RNA 1 (see end of Summary) of a cold-adapted and temperature-sensitive (ts) influenza virus mutant A/Ann Arbor/6/60 has a different mobility from RNA 1 of wild-type (wt) A/Ann Arbor/6/60 when subjected to electrophoresis through acrylamide/agarose gels in the absence of denaturing agents. Detection of this lesion in RNA 1 of the mutant virus was dependent on the temperature of the gel during electrophoresis. Because RNA 1 is believed to code for a protein involved in virus-specific RNA synthesis we compared phenotypes of virion transcriptases in the wt and mutant viruses. The enzyme of the mutant virus was found to be about 40% less active at 40 degrees C than the enzyme of the wt virus when related to their activities at 31 degrees C. Two cold-adapted ts recombinants which derive their RNA 1 from the mutant A/Ann Arbor/6/60 have virion transcriptases with a phenotype similar to that of their mutant parent. Three different cold-adapted ts recombinants, however, which also derive their RNA 1 from the mutant A/Ann Arbor/6/60, have virion transcriptases with a phenotype similar to that of wt virus.
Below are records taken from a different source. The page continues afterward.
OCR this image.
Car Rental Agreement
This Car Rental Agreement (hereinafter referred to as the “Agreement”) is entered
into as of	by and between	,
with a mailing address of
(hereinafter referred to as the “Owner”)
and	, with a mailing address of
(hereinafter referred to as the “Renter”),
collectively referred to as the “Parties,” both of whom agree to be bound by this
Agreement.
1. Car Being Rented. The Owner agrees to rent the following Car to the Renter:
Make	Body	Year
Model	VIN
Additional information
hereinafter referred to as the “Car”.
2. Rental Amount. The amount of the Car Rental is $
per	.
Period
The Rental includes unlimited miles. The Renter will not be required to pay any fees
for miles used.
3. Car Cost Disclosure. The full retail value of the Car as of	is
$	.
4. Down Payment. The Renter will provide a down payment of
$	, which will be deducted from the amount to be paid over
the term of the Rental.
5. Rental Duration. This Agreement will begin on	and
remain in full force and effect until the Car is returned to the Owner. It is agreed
We conclude, therefore, that the conditional-lethal ts property of A/Ann Arbor/6/60 mutant and its recombinants is independent of the phenotypic marker observed for the A/Ann Arbor/6/60 mutant virion transcriptase, and that the lesion in RNA 1 of the mutant may also be unrelated to the observed difference between virion transcriptases of the mutant and wt A/Ann Arbor/6/60 viruses. The phenotypes of the virion transcriptases in recombinants did, however, correlate with the derivation of their RNA 2. This suggests that the increased temperature-sensitivity of virion transcriptase of the A/Ann Arbor/6/60 mutant is caused by either (1) a lesion (not necessarily conditionally lethal) that occurred in its RNA 2 during the course of cold-adaptation, or (2) a lesion in another gene whose product is a component of the virion transcriptase complex, but which lesion is only expressed phenotypically when there is a synergistic interaction in the transcriptase complex with the product of A/Ann Arbor/6/60 rna 2.